The impact of this long battle with the virus is reflected in the government’s decreased revenues, which dropped 9 percent in 2020 compared to 2019. Revenue collections, however, recovered in the first 5 months of 2021, registering 13 percent higher than the same period in 2020 mainly as a result of the government’s stepped-up digitalization efforts, Dominguez said.

“Lower revenue collections and a higher public health bill translate into budget deficits. To cover the budget gap, we had to borrow more. It is a necessity. This is the way the world works. Fortunately, with our high credit ratings, it was not difficult to engage in emergency financing with concessional rates,” Dominguez said.

He noted that Fitch Ratings recently affirmed the Philippines investment grade rating of BBB but adjusted its outlook from stable to negative, which is not a downgrade but merely a revision of the outlook.

With a consumption-driven economy, the negative impact of the pandemic on the economy has been significant but this will only be temporary, Dominguez said.

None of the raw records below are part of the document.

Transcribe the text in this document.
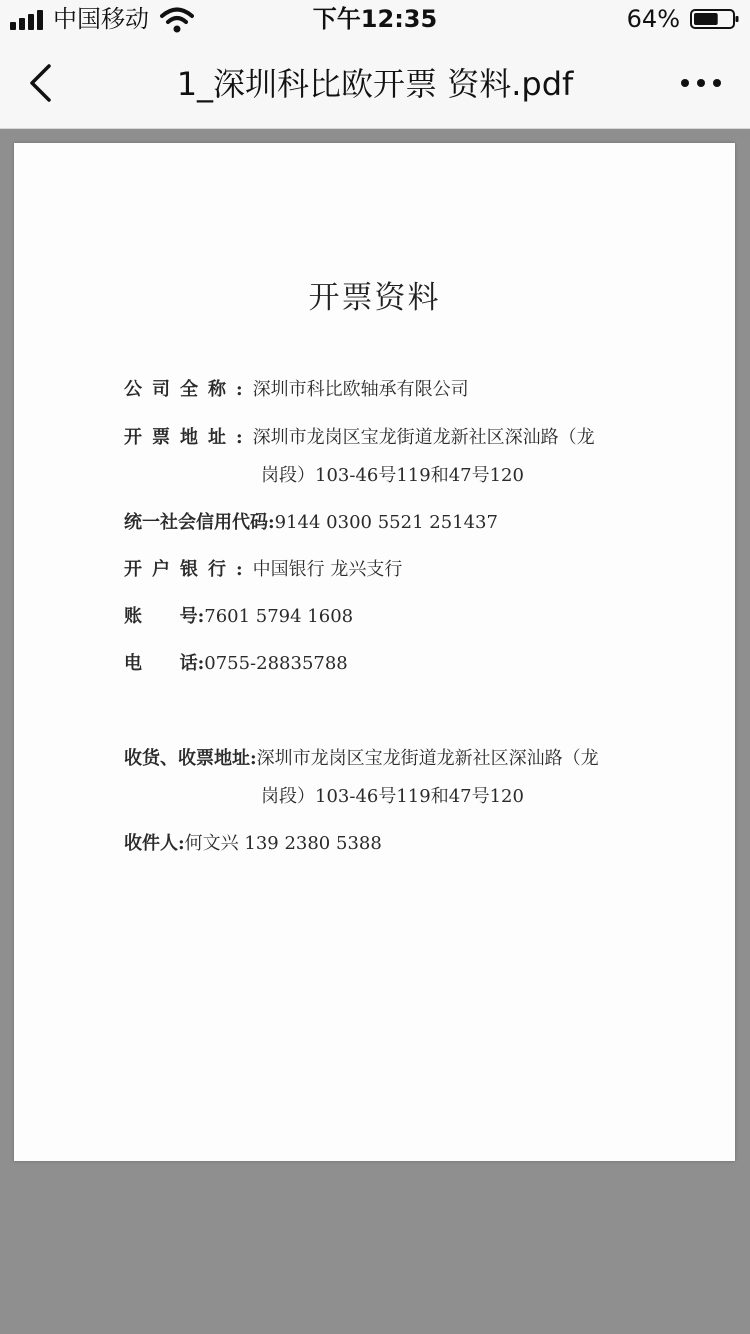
中国移动	下午12:35	64%
1_深圳科比欧开票 资料.pdf
开票资料
公司全称:深圳市科比欧轴承有限公司
开票地址:深圳市龙岗区宝龙街道龙新社区深汕路（龙
岗段）103-46号119和47号120
统一社会信用代码:9144 0300 5521 251437
开户银行:中国银行 龙兴支行
账      号:7601 5794 1608
电      话:0755-28835788
收货、收票地址:深圳市龙岗区宝龙街道龙新社区深汕路（龙
岗段）103-46号119和47号120
收件人:何文兴 139 2380 5388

He pointed out that the financial and banking system has been resilient and did not buckle under the pressure of the pandemic; the local currency remained relatively strong; foreign exchange reserves are more than adequate to support imports; and deficit and debt figures continue to be manageable.

“Unlike in a war where productive assets such as infrastructure and human capital are destroyed, the pandemic and the economic crisis caused leave our economic resources intact. Our macroeconomic fundamentals remained solid,” Dominguez said.

With the fiscal discipline of the Duterte administration and the economic reforms that work, the government was able to get its act together when the pandemic struck, Dominguez said.

He also credited the Congress for passing fiscally responsible measures that helped the government save lives and rescue the economy amid the pandemic.

The Development Budget Coordination Committee (DBCC) earlier said that a total of P665.72 billion has so far been released to fund the government’s COVID-19 response and to mitigate economic losses of low-income households, small businesses, and other vulnerable sectors.